= Maurice Stonefrost =

British local government officer

Maurice Frank Stonefrost (September 1, 1927 – October 25, 2008) was a British civil servant. He was most prominent for his involvement with the Greater London Council (GLC) from 1973 until its dissolution in 1986.

==Background==

Stonefrost was born in Bristol and attended Merrywood Grammar School. He did National Service with the RAF from 1948 to 1951. After that he worked for several local authorities, starting in Bristol before moving to Slough in 1954, Coventry in 1956, and West Sussex in 1961. From 1964 to 1973 he worked as the secretary for the Institute of Municipal Treasurers and Accountants.

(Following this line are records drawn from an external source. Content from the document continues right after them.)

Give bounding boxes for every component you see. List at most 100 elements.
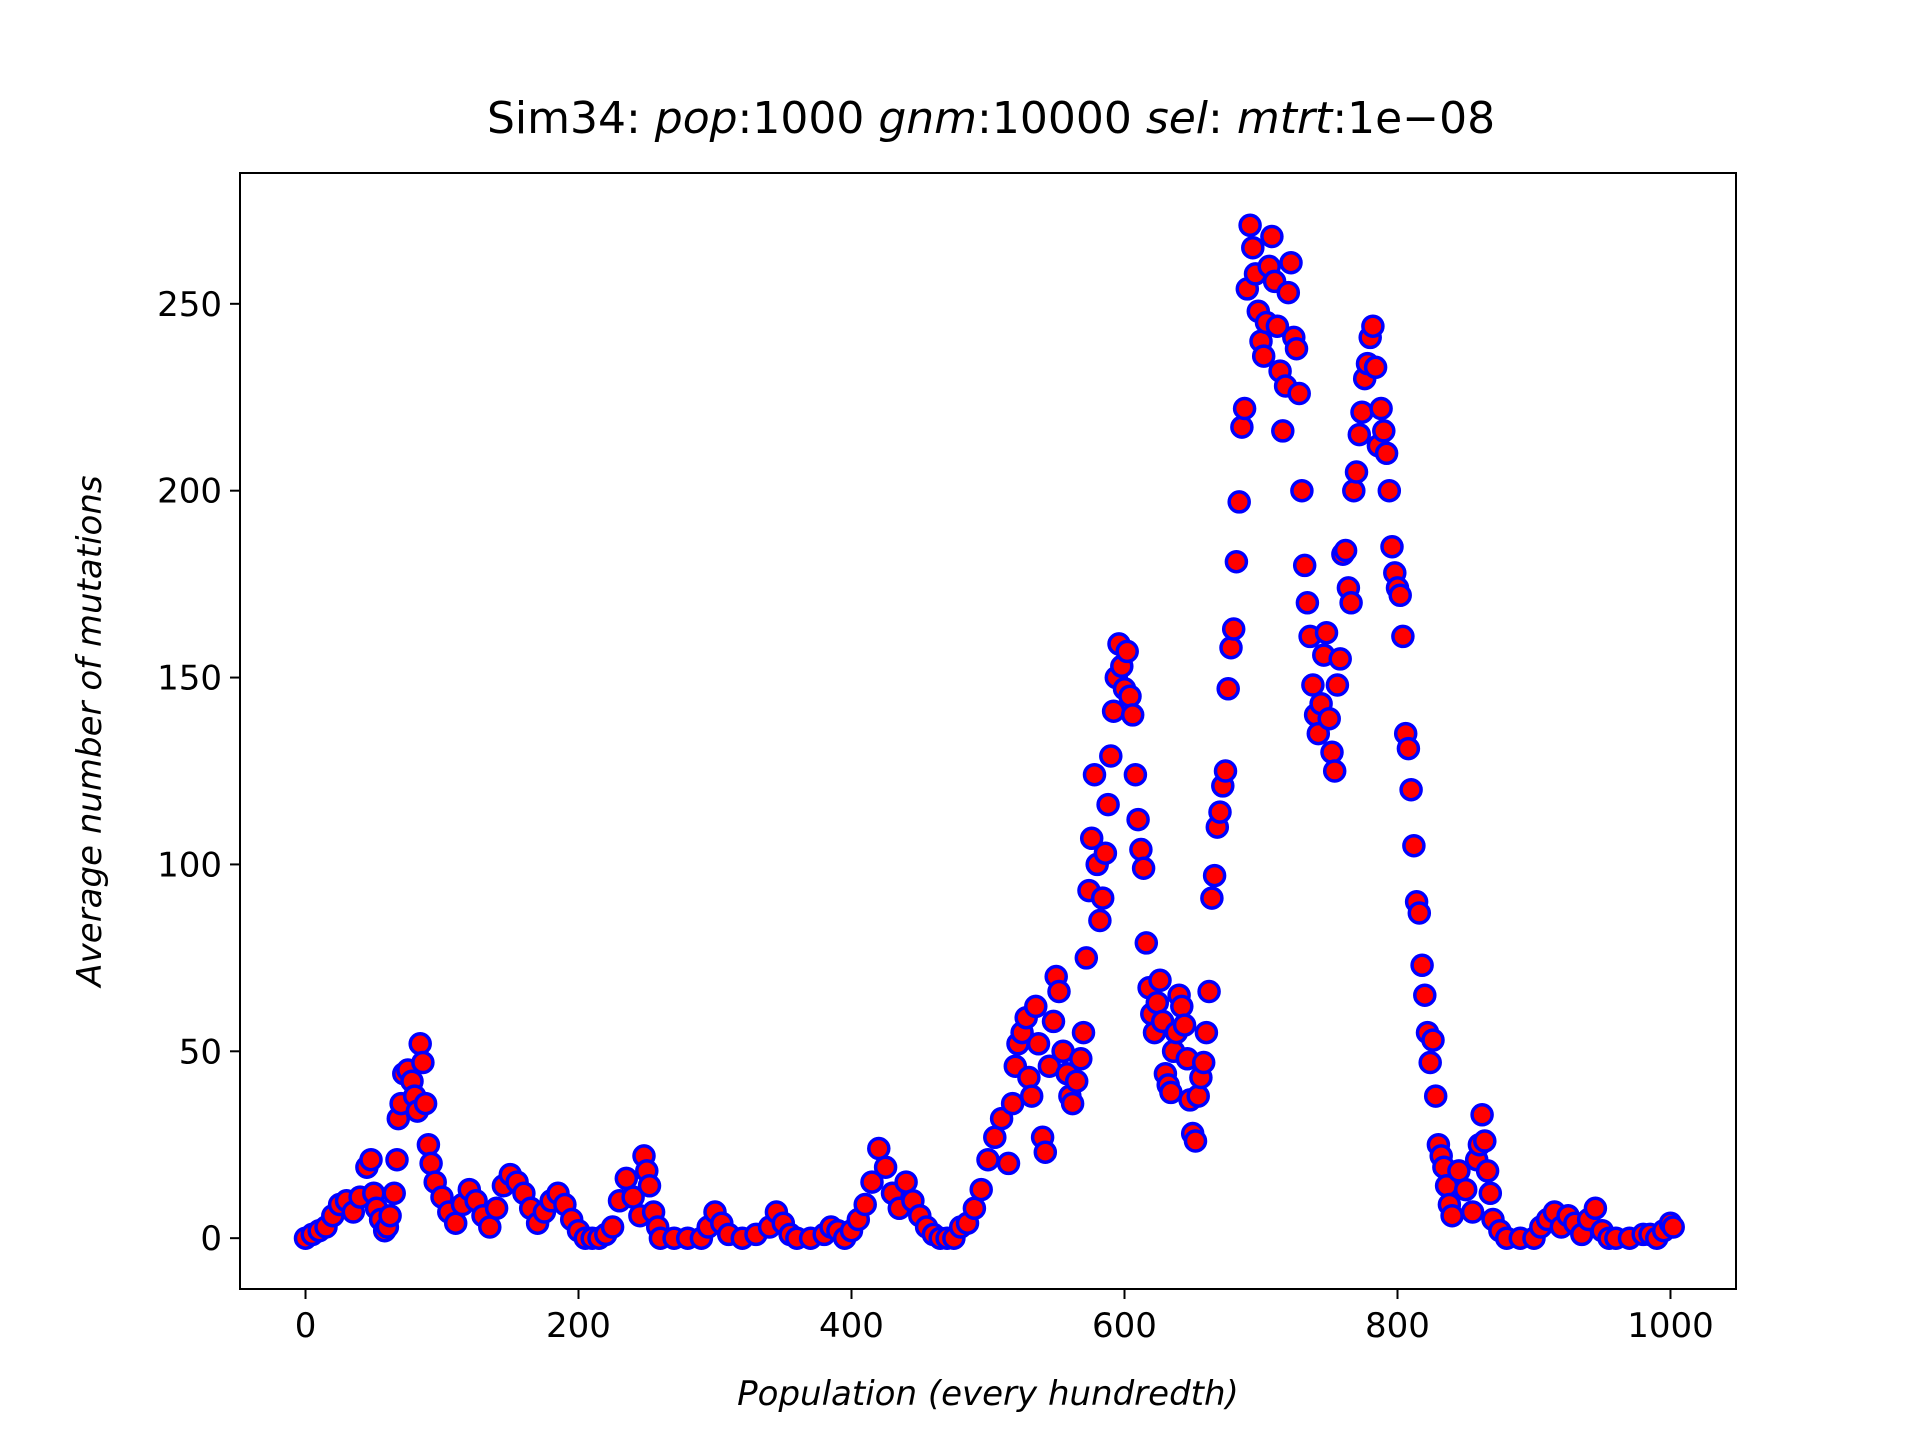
data-point <box>1342 478 1366 503</box>
chart-title-gnm-symbol: gnm <box>878 93 977 144</box>
data-point <box>1197 979 1221 1004</box>
data-point <box>1041 1009 1066 1034</box>
data-point <box>1388 583 1412 608</box>
data-point <box>1213 759 1238 783</box>
data-point <box>419 1151 443 1176</box>
data-point <box>1238 213 1262 238</box>
data-point <box>1402 833 1426 858</box>
data-point <box>1369 396 1393 421</box>
data-point <box>408 1032 432 1056</box>
y-tick-label: 250 <box>157 285 222 325</box>
data-point <box>1071 1020 1096 1045</box>
data-point <box>976 1147 1000 1172</box>
data-point <box>1418 1050 1442 1075</box>
x-tick-label: 600 <box>1092 1306 1157 1346</box>
data-point <box>1284 336 1309 361</box>
data-point <box>1224 549 1249 574</box>
data-point <box>1227 490 1251 514</box>
data-point <box>1374 441 1399 466</box>
data-point <box>1423 1084 1448 1108</box>
data-point <box>1000 1091 1025 1116</box>
data-point <box>1377 478 1402 503</box>
data-point <box>1202 863 1227 888</box>
data-point <box>1276 280 1301 305</box>
data-point <box>1093 841 1118 865</box>
data-point <box>1241 235 1265 260</box>
x-tick-label: 1000 <box>1627 1306 1714 1346</box>
data-point <box>1208 800 1232 824</box>
chart-title-pop-value: :1000 <box>738 93 879 144</box>
y-tick-label: 200 <box>157 472 222 512</box>
x-axis-label: Population (every hundredth) <box>737 1374 1239 1414</box>
data-point <box>1219 635 1243 660</box>
data-point <box>1473 1129 1497 1153</box>
data-point <box>378 1203 402 1228</box>
chart-title-gnm-value: :10000 <box>977 93 1146 144</box>
data-point <box>1399 777 1423 802</box>
data-point <box>484 1196 509 1221</box>
data-point <box>1396 736 1421 761</box>
y-axis-label: Average number of mutations <box>70 475 110 988</box>
data-point <box>1074 946 1099 970</box>
data-point <box>1101 699 1126 723</box>
data-point <box>1079 826 1104 851</box>
data-point <box>411 1050 435 1075</box>
plot-area-frame <box>239 172 1737 1290</box>
data-point <box>1120 703 1145 727</box>
data-point <box>1475 1159 1500 1183</box>
chart-title-pop-symbol: pop <box>654 93 738 144</box>
data-point <box>1361 314 1385 338</box>
data-point <box>1333 538 1358 563</box>
data-point <box>1019 1084 1044 1108</box>
data-point <box>1407 901 1432 925</box>
data-point <box>1216 677 1240 701</box>
data-point <box>1118 684 1142 708</box>
data-point <box>1026 1032 1051 1056</box>
data-point <box>1583 1196 1608 1221</box>
data-point <box>1478 1181 1503 1206</box>
y-tick-label: 50 <box>179 1032 222 1072</box>
data-point <box>1194 1020 1219 1045</box>
data-point <box>1344 460 1369 484</box>
data-point <box>1099 744 1123 768</box>
data-point <box>1230 415 1254 439</box>
chart-title-mtrt-value: :1e−08 <box>1332 93 1495 144</box>
data-point <box>382 1181 406 1206</box>
data-point <box>1410 953 1434 978</box>
data-point <box>1232 396 1257 421</box>
data-point <box>1186 1084 1210 1108</box>
data-point <box>1047 979 1071 1004</box>
y-tick-label: 150 <box>157 659 222 699</box>
data-point <box>1115 639 1139 664</box>
data-point <box>1460 1200 1485 1224</box>
data-point <box>359 1147 383 1172</box>
data-point <box>1301 673 1325 697</box>
y-tick-label: 100 <box>157 845 222 885</box>
chart-title: Sim34: pop:1000 gnm:10000 sel: mtrt:1e−0… <box>487 93 1495 144</box>
data-point <box>1145 990 1170 1015</box>
data-point <box>1279 250 1303 275</box>
data-point <box>1090 886 1115 910</box>
data-point <box>1123 762 1148 787</box>
data-point <box>1183 1129 1208 1153</box>
data-point <box>385 1147 409 1172</box>
data-point <box>1372 419 1396 443</box>
data-point <box>1200 886 1224 910</box>
x-axis-ticks: 0 200 400 600 800 1000 <box>295 1289 1714 1346</box>
data-point <box>1347 422 1372 447</box>
chart-title-mtrt-symbol: mtrt <box>1237 93 1334 144</box>
data-point <box>1251 344 1276 368</box>
data-point <box>1033 1140 1058 1164</box>
data-point <box>1159 1080 1183 1105</box>
data-point <box>1661 1215 1685 1239</box>
chart-title-prefix: Sim34: <box>487 93 655 144</box>
data-point <box>1148 968 1172 993</box>
y-axis-ticks: 0 50 100 150 200 250 <box>157 285 240 1259</box>
x-tick-label: 400 <box>819 1306 884 1346</box>
data-point <box>1320 740 1344 765</box>
data-point <box>1082 762 1107 787</box>
x-tick-label: 800 <box>1365 1306 1430 1346</box>
chart-title-sel-value: : <box>1208 93 1237 144</box>
data-point <box>416 1132 441 1157</box>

==Greater London Council==

From 1973 to 1977 he worked with the Labour administration under Sir Reg Goodwin to keep London out of the financial problems that plagued New York City. From 1977 to 1981 he managed the finances for the GLC under the Conservative administration led by Horace Cutler.

He achieved his greatest prominence under the Labour administration that began in 1981 under Ken Livingstone by allowing the city government to pursue its political goals within a feasible budget. Additionally, he was able to get his officials to manipulate the central government's local financing scheme to obtain £200m of additional financing from other governmental agencies. He also argued strongly against the dissolution of the GLC because of the resulting "fragmentation and chaos" that would result for the other London governmental agencies and the increased cost of borrowing money for each of those agencies.

==After the Greater London Council==

After the GLC was dissolved in 1986 he led an investigation into the Liverpool City Council's near bankruptcy and recommended stabilizing its finances by halting hiring, raising rents and tax rates, and reorganizing its debt obligations. From 1986 to 1990 he was Chief Executive Officer of the British Rail Pension Fund (BRPF). He was involved with the sale of a collection of fine art owned by the BRPF after fine art prices rose in the 1980s. Although Labour Party Shadow Arts Minister Mark Fisher objected to the possibility that the collection might leave Britain, Stonefrost maintained the most important outcome was receiving the highest price for the works.

From 1990 to 1993 he was chairman of Municipal Mutual Insurance (MMI). MMI had been a primary insurer of local governments in Britain but had expanded to also insure cars and homes. When he joined, MMI had become overexposed to problems relating to school arson attacks and general financial market problems and he engineered a sale to Zurich Insurance in 1993.